Similar words of praise came from other Jewish leaders.
Malcolm Hoenlein, executive vice chairman of the Conference of Presidents of Major American Jewish Organizations, said Gilman "served his country, his constituency and his community with great devotion and distinction, and he has a great contribution yet to make. … He looms large in the history of this period. We wish him great success and look forward to continuing to work with him in whatever he decides to do."
Michael Miller, executive director of the Jewish Community Relations Council of New York, praised Gilman as a "stalwart friend of Israel, a champion of the cause of Soviet Jewry, and a defender of the victims of [Palestinian] terror. Moreover, as a member of the Jewish community, we will miss his authoritative voice within the Republican Party and its congressional representation. His legacy will be most difficult to match in its measure of accomplishments."
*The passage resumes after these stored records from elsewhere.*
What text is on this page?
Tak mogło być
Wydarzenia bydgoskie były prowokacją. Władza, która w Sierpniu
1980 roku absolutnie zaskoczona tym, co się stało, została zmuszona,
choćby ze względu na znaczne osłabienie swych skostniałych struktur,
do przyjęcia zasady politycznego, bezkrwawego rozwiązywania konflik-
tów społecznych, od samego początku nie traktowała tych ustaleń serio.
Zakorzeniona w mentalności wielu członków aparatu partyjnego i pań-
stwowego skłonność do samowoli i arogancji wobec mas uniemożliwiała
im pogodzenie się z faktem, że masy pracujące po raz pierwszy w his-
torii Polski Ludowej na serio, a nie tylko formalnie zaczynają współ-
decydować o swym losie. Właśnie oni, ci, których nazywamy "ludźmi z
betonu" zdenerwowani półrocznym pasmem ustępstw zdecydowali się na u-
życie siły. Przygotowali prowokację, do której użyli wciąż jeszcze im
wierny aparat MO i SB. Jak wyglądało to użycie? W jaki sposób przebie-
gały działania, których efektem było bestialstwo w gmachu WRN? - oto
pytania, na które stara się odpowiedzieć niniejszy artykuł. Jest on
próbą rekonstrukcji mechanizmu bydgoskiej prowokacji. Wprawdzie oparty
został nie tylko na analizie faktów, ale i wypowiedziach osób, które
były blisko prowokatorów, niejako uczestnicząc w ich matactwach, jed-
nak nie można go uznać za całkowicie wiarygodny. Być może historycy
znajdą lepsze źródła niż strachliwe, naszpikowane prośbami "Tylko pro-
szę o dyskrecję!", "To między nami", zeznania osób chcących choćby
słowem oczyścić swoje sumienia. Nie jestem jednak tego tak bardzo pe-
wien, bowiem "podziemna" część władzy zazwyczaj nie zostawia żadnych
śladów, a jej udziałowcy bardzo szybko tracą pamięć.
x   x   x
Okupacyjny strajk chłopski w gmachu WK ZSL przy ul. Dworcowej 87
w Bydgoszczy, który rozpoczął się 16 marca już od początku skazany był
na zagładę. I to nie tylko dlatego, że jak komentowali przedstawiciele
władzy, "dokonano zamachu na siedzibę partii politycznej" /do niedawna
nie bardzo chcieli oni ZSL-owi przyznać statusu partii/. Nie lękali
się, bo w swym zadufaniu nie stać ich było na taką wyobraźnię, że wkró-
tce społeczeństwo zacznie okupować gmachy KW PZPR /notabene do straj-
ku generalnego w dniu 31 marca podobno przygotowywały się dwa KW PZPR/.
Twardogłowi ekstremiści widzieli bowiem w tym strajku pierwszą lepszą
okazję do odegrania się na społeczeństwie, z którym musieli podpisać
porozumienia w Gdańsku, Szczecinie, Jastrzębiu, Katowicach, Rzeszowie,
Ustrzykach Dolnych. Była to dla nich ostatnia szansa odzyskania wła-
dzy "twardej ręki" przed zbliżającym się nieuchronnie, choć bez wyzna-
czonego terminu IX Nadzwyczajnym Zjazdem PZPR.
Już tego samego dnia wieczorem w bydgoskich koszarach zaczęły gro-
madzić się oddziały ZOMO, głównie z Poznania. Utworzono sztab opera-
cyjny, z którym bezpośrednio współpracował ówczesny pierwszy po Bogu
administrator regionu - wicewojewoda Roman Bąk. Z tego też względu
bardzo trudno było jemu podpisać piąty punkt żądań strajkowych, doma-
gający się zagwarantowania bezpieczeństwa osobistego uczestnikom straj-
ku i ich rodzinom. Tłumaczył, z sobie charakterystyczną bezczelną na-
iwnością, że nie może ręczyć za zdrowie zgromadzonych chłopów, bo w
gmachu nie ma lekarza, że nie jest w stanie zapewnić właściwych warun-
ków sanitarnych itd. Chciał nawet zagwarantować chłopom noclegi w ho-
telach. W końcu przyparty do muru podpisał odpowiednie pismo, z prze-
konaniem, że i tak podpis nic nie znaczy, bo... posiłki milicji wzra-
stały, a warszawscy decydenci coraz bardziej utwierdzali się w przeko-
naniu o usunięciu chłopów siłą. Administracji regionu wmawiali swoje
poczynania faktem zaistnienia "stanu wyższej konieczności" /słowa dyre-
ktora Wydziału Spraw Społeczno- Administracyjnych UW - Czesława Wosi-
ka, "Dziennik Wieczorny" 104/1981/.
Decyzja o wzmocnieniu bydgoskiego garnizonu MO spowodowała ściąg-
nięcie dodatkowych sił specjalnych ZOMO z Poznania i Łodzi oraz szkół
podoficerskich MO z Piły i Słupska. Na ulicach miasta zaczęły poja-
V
Miller noted that just last month he turned to Gilman after a Russian Jewish emigre was denied a visa to receive medical treatment in New York.
"He was the only person we thought of to rectify the situation," Miller said. "He sent a letter to the State Department and a visa was issued within days. That’s Ben Gilman. He’s a great humanitarian and a mensch."
Jess Hordes, the longtime Washington director of the Anti-Defamation League, said Gilman has been a "leader in Congress on issues of concern to the Jewish community for many years, and particularly issues relating to support for Israel."
That view was echoed by Brad Gordon, legislative director of the American Israel Public Affairs Committee, who said Gilman was a "leader on virtually every issue important to the pro-Israel community. He brought passion to the issues, integrity to Congress, a spirit of bipartisanship to all his work, and he will be sorely missed."